Histamine is part of a group of compounds known as amines; it has biological effects on the body, as it binds to bodily tissue it may then cause skin, gastrointestinal, cardiac and/or nervous system symptoms.

Histamine intolerance

In a normal allergic reaction the body produces its own high levels of histamine in response to something it perceives to be attacking the body be it food, drink, dust, bee sting etc. This reaction then causes the familiar symptoms of rash, hives, edema, wheeziness, anaphylactic shock etc. for which anti-histamines may be prescribed.

However, histamine intolerance varies from this in that people with this condition react to foods that have high levels of naturally occurring histamine, the reaction to a high level of histamine is not necessarily instant – it has been found that for those with the condition the histamine can gradually build up in the body over time before causing widespread symptoms.
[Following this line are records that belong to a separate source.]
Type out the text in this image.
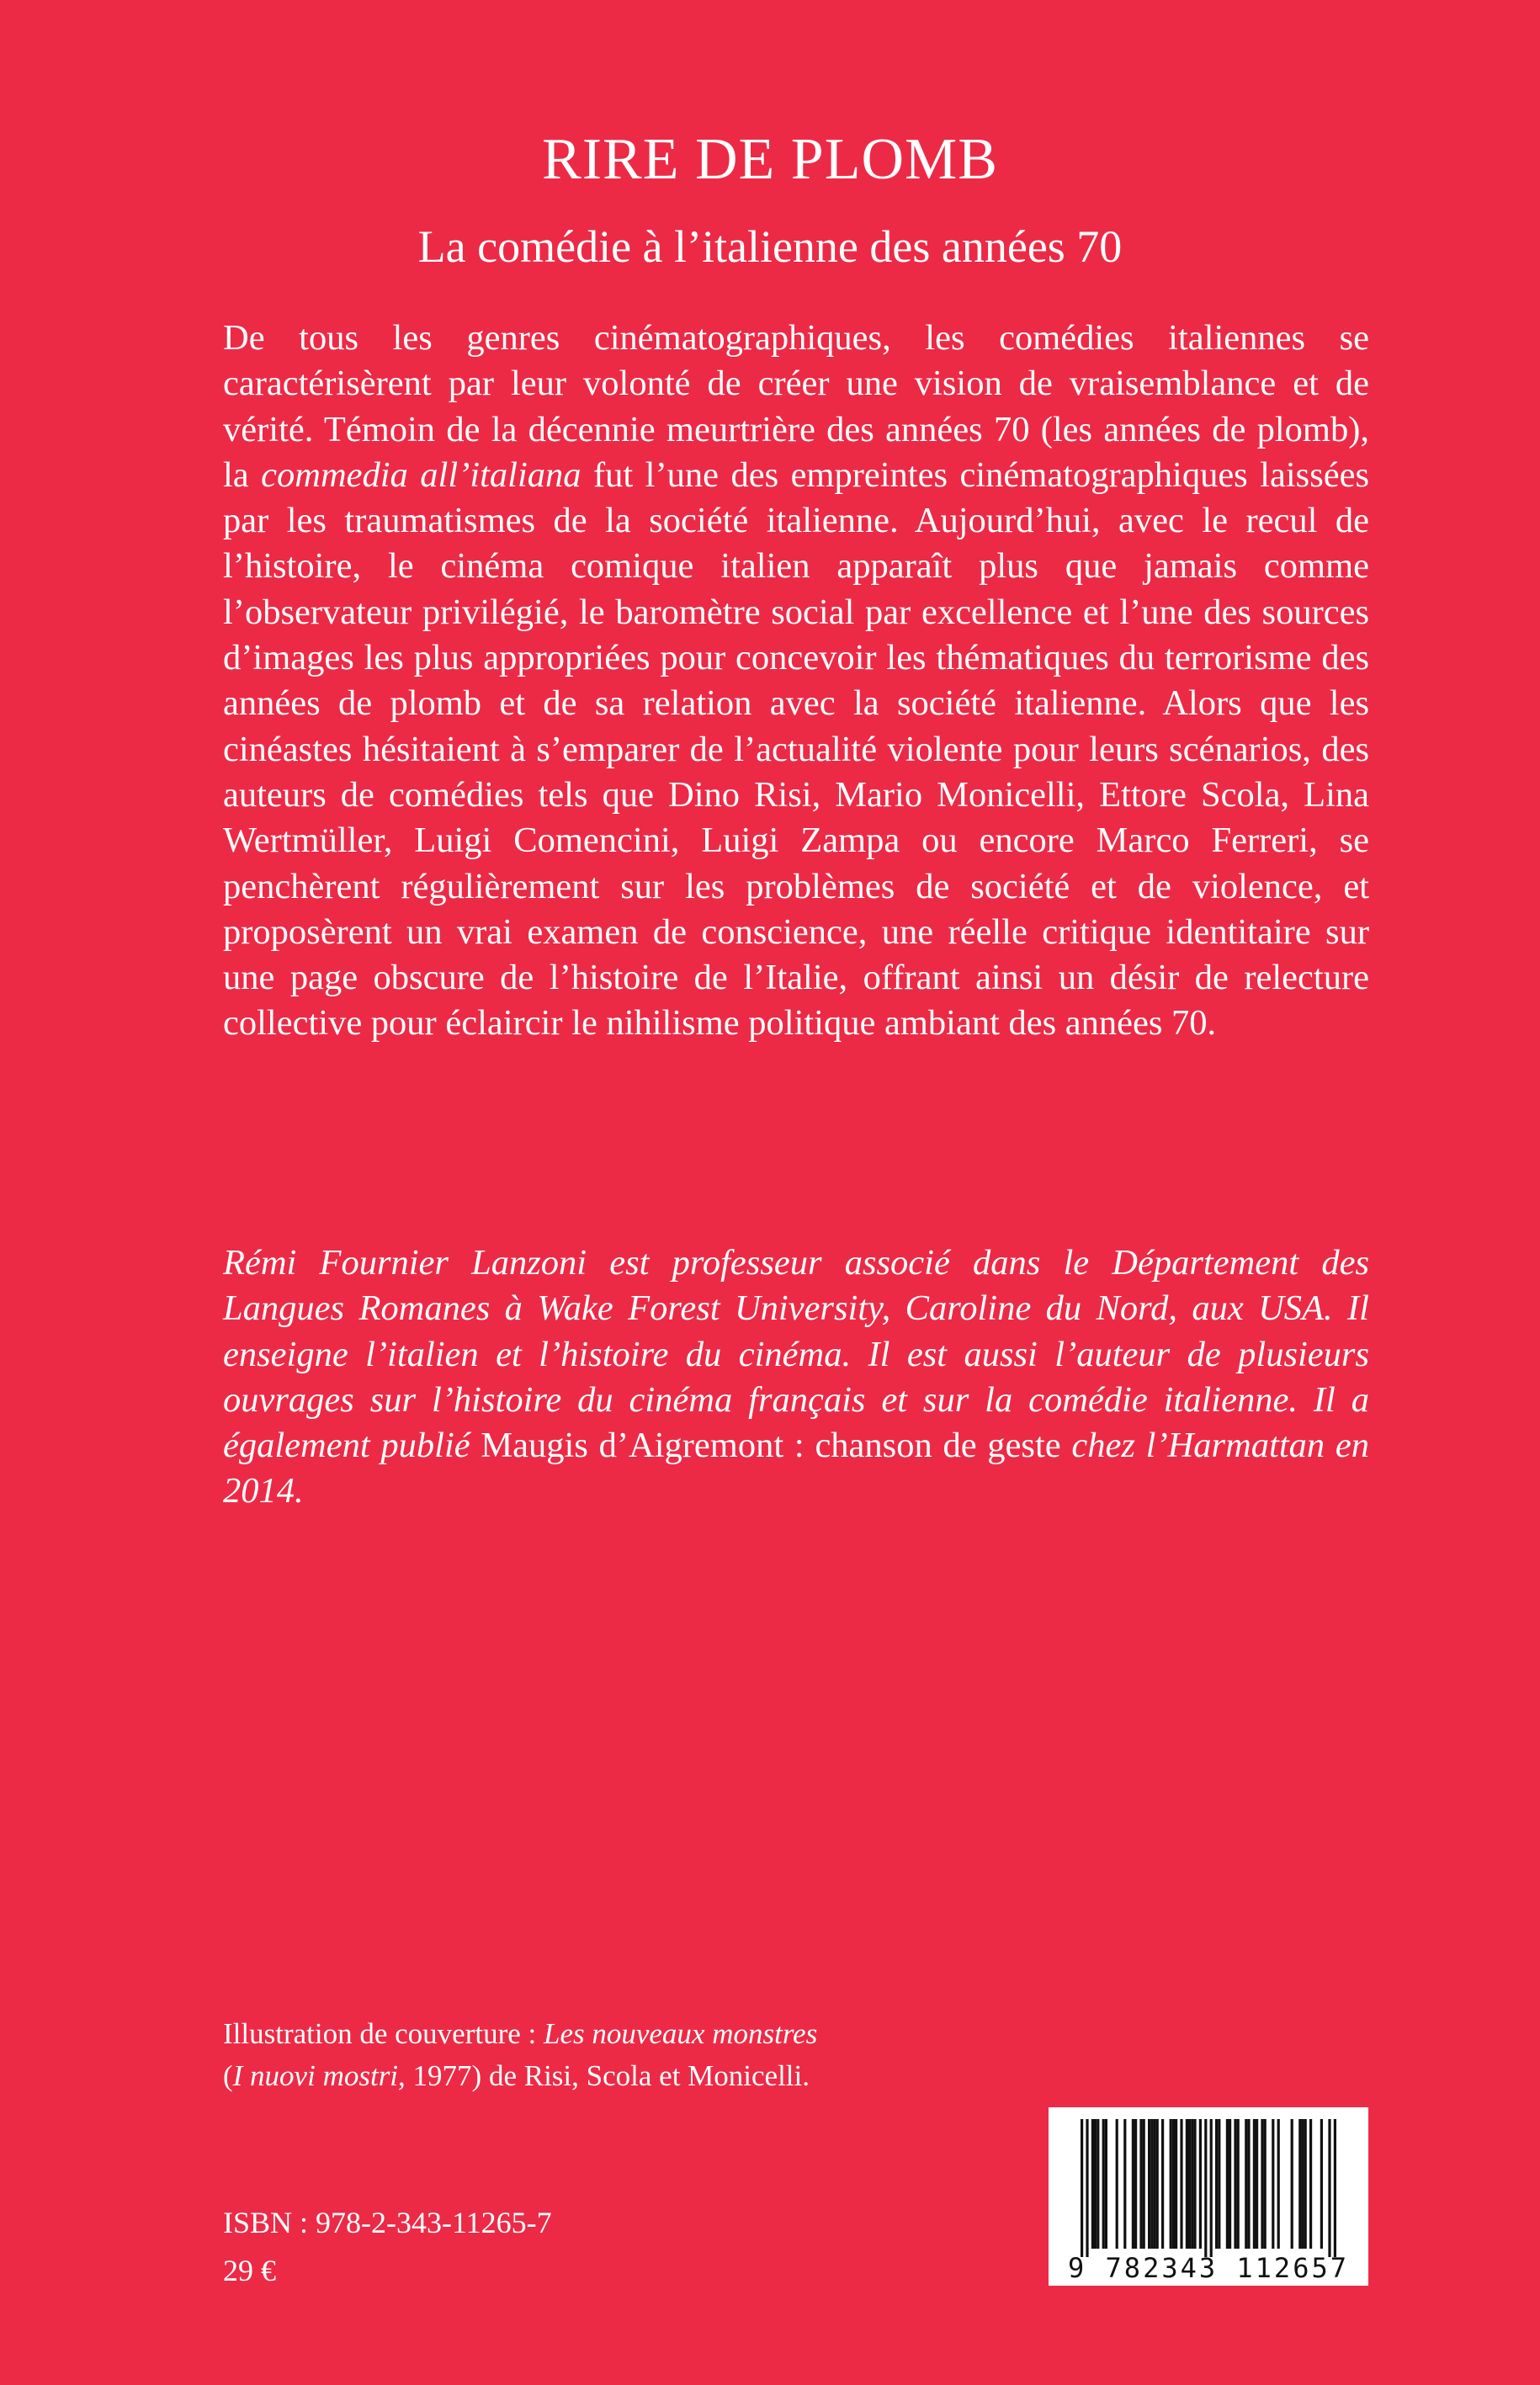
RIRE DE PLOMB
La comédie à l’italienne des années 70

De tous les genres cinématographiques, les comédies italiennes se caractérisèrent par leur volonté de créer une vision de vraisemblance et de vérité. Témoin de la décennie meurtrière des années 70 (les années de plomb), la commedia all’italiana fut l’une des empreintes cinématographiques laissées par les traumatismes de la société italienne. Aujourd’hui, avec le recul de l’histoire, le cinéma comique italien apparaît plus que jamais comme l’observateur privilégié, le baromètre social par excellence et l’une des sources d’images les plus appropriées pour concevoir les thématiques du terrorisme des années de plomb et de sa relation avec la société italienne. Alors que les cinéastes hésitaient à s’emparer de l’actualité violente pour leurs scénarios, des auteurs de comédies tels que Dino Risi, Mario Monicelli, Ettore Scola, Lina Wertmüller, Luigi Comencini, Luigi Zampa ou encore Marco Ferreri, se penchèrent régulièrement sur les problèmes de société et de violence, et proposèrent un vrai examen de conscience, une réelle critique identitaire sur une page obscure de l’histoire de l’Italie, offrant ainsi un désir de relecture collective pour éclaircir le nihilisme politique ambiant des années 70.

Rémi Fournier Lanzoni est professeur associé dans le Département des Langues Romanes à Wake Forest University, Caroline du Nord, aux USA. Il enseigne l’italien et l’histoire du cinéma. Il est aussi l’auteur de plusieurs ouvrages sur l’histoire du cinéma français et sur la comédie italienne. Il a également publié Maugis d’Aigremont : chanson de geste chez l’Harmattan en 2014.

Illustration de couverture : Les nouveaux monstres
(I nuovi mostri, 1977) de Risi, Scola et Monicelli.

ISBN : 978-2-343-11265-7

29 €	9 782343 112657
Research has shown that those who are intolerant to histamine also appear to have low levels of one of two enzymes which bind to and metabolize histamine.

Symptoms

The most common symptoms of histamine intolerance are:

  • Migraine

  • Gastrointestinal symptoms

  • Hives, eczema, allergic rhinitis

  • Flushing

More serious symptoms include:

  • Asthma attacks

  • Anaphylactic shock

  • Arrhythmia

It is also thought that histamine intolerance may be associated with serious illnesses such as Crohn’s disease.

Foods that are high in histamine

As a rule of thumb foods with high histamine levels are generally highly processed, fermented or aged and include – wine; aged cheese; foods containing yeast; sauerkraut’ spinach and tomatoes.

Citrus fruits are not recommended for anyone following a strict histamine free diet because although they do not have a high level of histamine they can release it in the body after ingestion.

‘Red wine migraines’ may well be the result of histamine intolerance, but, again, anyone following a strict histamine free diet should abstain from all alcohol since it can reduce the effectiveness of DAO, one of the enzymes associated with histamine.

Diagnosis

Giving a definite diagnosis of histamine intolerance is difficult. If the patient has recurring symptoms then he or she will probably be asked to keep a food and symptom diary for a number of weeks, should this then indicate possible histamine intolerance the patient will be advised to follow a strict histamine free diet for a further few weeks. After this a double blind test will be administered the results of which will afford the best diagnosis.

Treating and living with histamine intolerance

The strict adherence to a histamine free diet is the only long term treatment for intolerance to histamine and will alleviate the symptoms thereby bringing relief to the patient. Your medical practitioner will advise that you avoid fermented and aged foods as well as those vegetables which contain high histamine levels.

Some medications can interfere with that actions of both the enzymes associated with histamine – you may therefore have to have medication switched or the dose altered.

Some supplements which may be taken alongside the histamine free diet – but definitely not instead of – include high dose vitamin C and B6, plus DAO capsules.